For my other patients with myeloma, outside of CAR T, there is never a scenario where they’re observed. The vast majority of patients because myeloma is considered incurable, we keep them on some form of maintenance treatment, and those come with side effects. Those come with financial toxicity. That’s the word we use for high out-of-pocket costs. They come with what I would call time toxicity. That’s time spent on the phone coordinating shipments or coming in for this infusion or that infusion.
CAR T has much less of that, and I think that’s phenomenal. So, I would say that it’s revolutionized the field, not just scientifically from the things that you’d expect a researcher to care the most about – for how long, you know, how deep are their remissions and how durable are their remissions, but also for the things that I care about. The art of oncology is how our patients are living, and that’s why I think CAR T is revolutionary.
Katherine Banwell:
Dr. Banerjee, would you walk us through the currently approved CAR T-cell therapies for myeloma and share how these treatments work to combat myeloma?
Dr. Rahul Banerjee:
Absolutely so. So, there’s two FDA-approved CAR T therapies right now for multiple myeloma. One is ide-cel, also known as Abecma. One is cilta-cel, also known as Carvykti. The mechanics of them are pretty similar. Both involve T cells being collected from the patient and then turned into CAR T cells, cancer fighting cells in a lab, then put back into the patient after a small dose, what we call lympho-depleting chemotherapy, that creates a void and makes room for the T cells.

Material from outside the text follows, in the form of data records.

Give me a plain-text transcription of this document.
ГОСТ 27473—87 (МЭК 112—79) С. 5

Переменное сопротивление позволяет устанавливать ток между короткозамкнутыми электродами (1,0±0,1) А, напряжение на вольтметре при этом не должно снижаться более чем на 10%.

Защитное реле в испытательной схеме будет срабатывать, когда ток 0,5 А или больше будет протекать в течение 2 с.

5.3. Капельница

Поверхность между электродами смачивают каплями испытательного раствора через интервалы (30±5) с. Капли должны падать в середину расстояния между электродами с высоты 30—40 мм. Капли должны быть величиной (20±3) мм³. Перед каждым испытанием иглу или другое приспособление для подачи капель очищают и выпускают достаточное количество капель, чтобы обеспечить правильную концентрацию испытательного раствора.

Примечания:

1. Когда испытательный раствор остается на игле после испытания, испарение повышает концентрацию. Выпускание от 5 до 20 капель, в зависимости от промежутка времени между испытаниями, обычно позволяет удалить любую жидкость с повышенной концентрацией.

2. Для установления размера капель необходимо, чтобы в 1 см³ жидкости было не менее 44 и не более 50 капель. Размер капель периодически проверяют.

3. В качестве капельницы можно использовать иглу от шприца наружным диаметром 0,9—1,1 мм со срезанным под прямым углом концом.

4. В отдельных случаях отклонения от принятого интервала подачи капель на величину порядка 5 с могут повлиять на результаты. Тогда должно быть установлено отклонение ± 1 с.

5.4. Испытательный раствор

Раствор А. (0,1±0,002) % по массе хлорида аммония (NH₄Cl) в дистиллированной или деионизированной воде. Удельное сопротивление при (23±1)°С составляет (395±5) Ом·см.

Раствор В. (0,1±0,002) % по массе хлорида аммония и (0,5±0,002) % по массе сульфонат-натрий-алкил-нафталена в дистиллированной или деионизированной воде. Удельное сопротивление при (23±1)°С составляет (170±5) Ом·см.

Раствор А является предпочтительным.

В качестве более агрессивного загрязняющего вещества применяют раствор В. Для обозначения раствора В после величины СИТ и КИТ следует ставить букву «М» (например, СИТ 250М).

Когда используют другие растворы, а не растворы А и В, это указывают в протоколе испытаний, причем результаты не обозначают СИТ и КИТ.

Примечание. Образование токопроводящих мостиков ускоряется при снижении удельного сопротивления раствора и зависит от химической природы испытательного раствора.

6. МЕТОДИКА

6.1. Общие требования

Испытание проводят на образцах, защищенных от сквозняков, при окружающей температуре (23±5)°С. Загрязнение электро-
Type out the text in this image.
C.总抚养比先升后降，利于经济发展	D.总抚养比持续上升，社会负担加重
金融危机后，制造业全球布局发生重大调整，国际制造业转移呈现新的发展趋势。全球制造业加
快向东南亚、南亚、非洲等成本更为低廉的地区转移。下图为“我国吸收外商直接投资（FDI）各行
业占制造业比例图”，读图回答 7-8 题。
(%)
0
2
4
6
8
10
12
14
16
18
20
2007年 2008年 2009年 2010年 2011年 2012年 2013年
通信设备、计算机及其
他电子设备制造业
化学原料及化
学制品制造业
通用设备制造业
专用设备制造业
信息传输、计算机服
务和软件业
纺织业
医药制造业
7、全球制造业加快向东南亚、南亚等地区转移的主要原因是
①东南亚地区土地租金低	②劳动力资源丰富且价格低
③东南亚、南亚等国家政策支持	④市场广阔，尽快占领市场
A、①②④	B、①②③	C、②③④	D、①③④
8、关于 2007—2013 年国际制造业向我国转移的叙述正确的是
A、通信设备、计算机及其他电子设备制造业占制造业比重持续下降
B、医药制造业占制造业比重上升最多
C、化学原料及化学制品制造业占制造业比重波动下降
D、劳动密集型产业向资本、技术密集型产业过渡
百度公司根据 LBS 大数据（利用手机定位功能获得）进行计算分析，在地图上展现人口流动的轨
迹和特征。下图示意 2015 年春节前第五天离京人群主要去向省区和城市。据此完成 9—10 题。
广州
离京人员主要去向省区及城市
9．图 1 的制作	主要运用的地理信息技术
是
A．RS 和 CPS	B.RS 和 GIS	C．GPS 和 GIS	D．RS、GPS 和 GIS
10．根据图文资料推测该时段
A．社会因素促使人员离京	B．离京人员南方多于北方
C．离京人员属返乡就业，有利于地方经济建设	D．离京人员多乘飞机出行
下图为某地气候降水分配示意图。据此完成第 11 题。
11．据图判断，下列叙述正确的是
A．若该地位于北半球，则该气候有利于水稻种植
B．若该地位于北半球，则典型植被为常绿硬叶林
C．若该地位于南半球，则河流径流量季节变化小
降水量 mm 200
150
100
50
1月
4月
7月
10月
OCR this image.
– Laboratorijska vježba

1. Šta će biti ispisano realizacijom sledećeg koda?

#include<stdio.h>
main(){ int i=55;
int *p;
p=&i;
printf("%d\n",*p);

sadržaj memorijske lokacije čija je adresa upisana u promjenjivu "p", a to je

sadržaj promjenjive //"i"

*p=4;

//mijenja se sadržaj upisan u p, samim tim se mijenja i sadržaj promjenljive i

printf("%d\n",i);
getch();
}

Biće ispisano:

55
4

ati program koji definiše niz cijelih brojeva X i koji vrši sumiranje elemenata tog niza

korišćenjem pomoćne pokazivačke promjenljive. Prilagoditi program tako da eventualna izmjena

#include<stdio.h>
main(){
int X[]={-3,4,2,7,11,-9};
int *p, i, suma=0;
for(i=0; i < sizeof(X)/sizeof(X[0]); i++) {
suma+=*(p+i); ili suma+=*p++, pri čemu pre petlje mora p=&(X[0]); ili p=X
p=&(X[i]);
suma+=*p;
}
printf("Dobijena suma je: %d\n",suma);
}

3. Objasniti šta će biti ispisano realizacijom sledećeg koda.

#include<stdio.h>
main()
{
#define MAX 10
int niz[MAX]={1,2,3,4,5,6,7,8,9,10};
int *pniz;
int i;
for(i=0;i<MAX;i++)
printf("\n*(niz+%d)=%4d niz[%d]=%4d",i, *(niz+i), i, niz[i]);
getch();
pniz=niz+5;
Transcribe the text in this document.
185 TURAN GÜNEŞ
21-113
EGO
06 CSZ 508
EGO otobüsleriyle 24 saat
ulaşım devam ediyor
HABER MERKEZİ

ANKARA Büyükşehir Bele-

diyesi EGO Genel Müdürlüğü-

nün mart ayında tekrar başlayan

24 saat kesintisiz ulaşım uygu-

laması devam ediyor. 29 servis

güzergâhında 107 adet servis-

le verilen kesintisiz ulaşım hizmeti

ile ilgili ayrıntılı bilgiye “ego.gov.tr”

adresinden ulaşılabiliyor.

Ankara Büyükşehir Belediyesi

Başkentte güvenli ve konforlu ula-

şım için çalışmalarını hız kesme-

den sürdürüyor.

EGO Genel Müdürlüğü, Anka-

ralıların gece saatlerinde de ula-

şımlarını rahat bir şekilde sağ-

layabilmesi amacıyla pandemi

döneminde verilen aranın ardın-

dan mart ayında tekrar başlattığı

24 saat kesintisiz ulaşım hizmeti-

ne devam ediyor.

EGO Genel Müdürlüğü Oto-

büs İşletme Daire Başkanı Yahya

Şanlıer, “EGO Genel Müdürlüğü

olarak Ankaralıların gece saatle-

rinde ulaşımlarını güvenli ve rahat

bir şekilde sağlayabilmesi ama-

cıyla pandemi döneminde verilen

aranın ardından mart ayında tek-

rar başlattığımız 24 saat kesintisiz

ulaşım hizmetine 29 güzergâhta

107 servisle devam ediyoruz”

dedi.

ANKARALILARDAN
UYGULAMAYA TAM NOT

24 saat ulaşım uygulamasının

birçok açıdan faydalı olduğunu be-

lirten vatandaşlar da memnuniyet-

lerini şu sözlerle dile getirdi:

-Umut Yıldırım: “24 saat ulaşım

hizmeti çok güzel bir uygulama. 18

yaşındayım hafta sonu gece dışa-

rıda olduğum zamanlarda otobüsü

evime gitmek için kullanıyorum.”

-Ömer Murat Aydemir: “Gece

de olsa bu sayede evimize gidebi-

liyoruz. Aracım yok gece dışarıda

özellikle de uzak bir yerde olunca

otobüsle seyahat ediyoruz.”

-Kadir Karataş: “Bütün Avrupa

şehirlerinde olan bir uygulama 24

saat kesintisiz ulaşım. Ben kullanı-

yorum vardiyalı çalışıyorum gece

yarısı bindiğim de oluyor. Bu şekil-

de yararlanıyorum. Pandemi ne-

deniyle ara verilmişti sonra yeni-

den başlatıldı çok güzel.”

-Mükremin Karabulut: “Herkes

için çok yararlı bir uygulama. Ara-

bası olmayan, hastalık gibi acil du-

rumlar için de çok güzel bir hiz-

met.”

And then the T cells come in and are able to activate and proliferate and respond and kill off the myeloma. In terms of the two drugs, the differences between them, we might come back to that a bit in terms of just how they’re approved. Cilta-cel is currently approved as early as first relapse. So, second line treatment onwards in myeloma for patients who have disease that is refractory to lenalidomide (Revlimid) or a similar class of drugs.
So, lenalidomide is Revlimid. So, if someone’s been on Revlimid and it stopped working, they could technically go to cilta-cel, which is Carvykti, as soon as second line.
Ide-cel or Abecma is approved for third line treatment, meaning at least two prior relapses or two types of therapy that were stopped unexpectedly because of not working or toxicities or so forth. And those patients would have had to have received both an iMiD, like Revlimid, which is lenalidomide, a proteasome inhibitor, which is like Velcade or bortezomib, and a CD38 directed monoclonal antibody like daratumumab, which is also called Darzalex or Darzalex Faspro.